Summary
stating that the complaint, "contains no factual allegations from which it can be inferred that [one defendant] had agreed with the codefendants . . . to cooperate in a fraudulent scheme"
Summary of this case from M.E.S., Inc. v. Safeco Ins. Co. of Am.Opinion
November 27, 1989
Appeal from the Supreme Court, Queens County (Santucci, J.).
Ordered that the order is reversed insofar as appealed from, on the law, with costs, the motion is granted, the amended complaint insofar as it is asserted against Apex Trucking Co., Inc. and the tenth cause of action of the amended complaint are dismissed, and the remaining causes of action asserted against the remaining defendants are severed.
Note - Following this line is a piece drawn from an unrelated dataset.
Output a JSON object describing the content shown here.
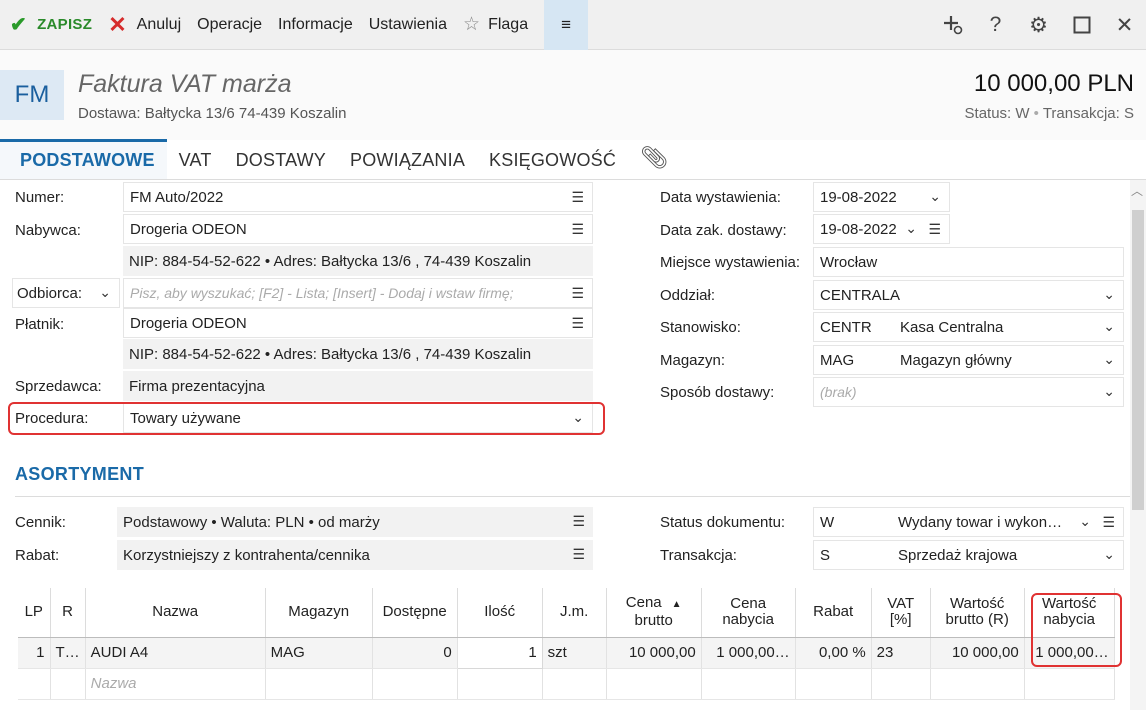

In the amended complaint the only cause of action asserted against the defendant Apex Trucking Co., Inc. alleges a conspiracy or agreement to defraud the plaintiffs by diverting the assets of the defendant Meridian Distribution Services, Inc. It is well settled that no independent tort of civil conspiracy is recognized in this State (see, e.g., Schlotthauer v Sanders, 143 A.D.2d 84, 85; Chiaramonte v Boxer, 122 A.D.2d 13). Rather, the cause of action rests upon an underlying wrong, here a cause of action sounding in fraud (see, Reo v Shudt, 144 A.D.2d 793, 795; Callahan v Gutowski, 111 A.D.2d 464, 465). We conclude that the Supreme Court erred in refusing to dismiss the amended complaint insofar as it is asserted against Apex Trucking Co., Inc. The amended complaint, even read in a light most favorable to the plaintiffs (see, Cohn v Lionel Corp., 21 N.Y.2d 559, 562), fails to satisfy the specificity and particularity requirements of CPLR 3013 and 3016 (b). It contains no factual allegations from which it can be inferred that Apex Trucking Co., Inc. had agreed with the codefendants, against whom most of the substantive tort claims still stand, to cooperate in a fraudulent scheme (see, Schlotthauer v Sanders, supra; National Westminister Bank v Weksel, 124 A.D.2d 144, 147; Goldstein v Siegel, 19 A.D.2d 489, 493).
The tenth cause of action sounding in defamation must also be dismissed. Even assuming that the allegations of the amended complaint are sufficiently specific to be construed as defamatory, the communications therein would be protected by a qualified privilege (see, Mihlovan v Grozavu, 72 N.Y.2d 506, 509; Lovell Co. v Houghton, 116 N.Y. 520, 526). The plaintiffs' sole opposition to the defendants' motion was an affirmation of their attorney which lacks probative value (CPLR 3212 [b]). The plaintiffs have failed to demonstrate the existence of a triable issue of fact by proffering evidence that the defendants were motivated by actual malice or ill will in order to overcome the qualified privilege (see, Toker v Pollak, 44 N.Y.2d 211, 219; Shapiro v Health Ins. Plan, 7 N.Y.2d 56, 60). Thus, the defendants are entitled to partial summary judgment on this cause of action. Thompson, J.P., Bracken, Rubin and Spatt, JJ., concur.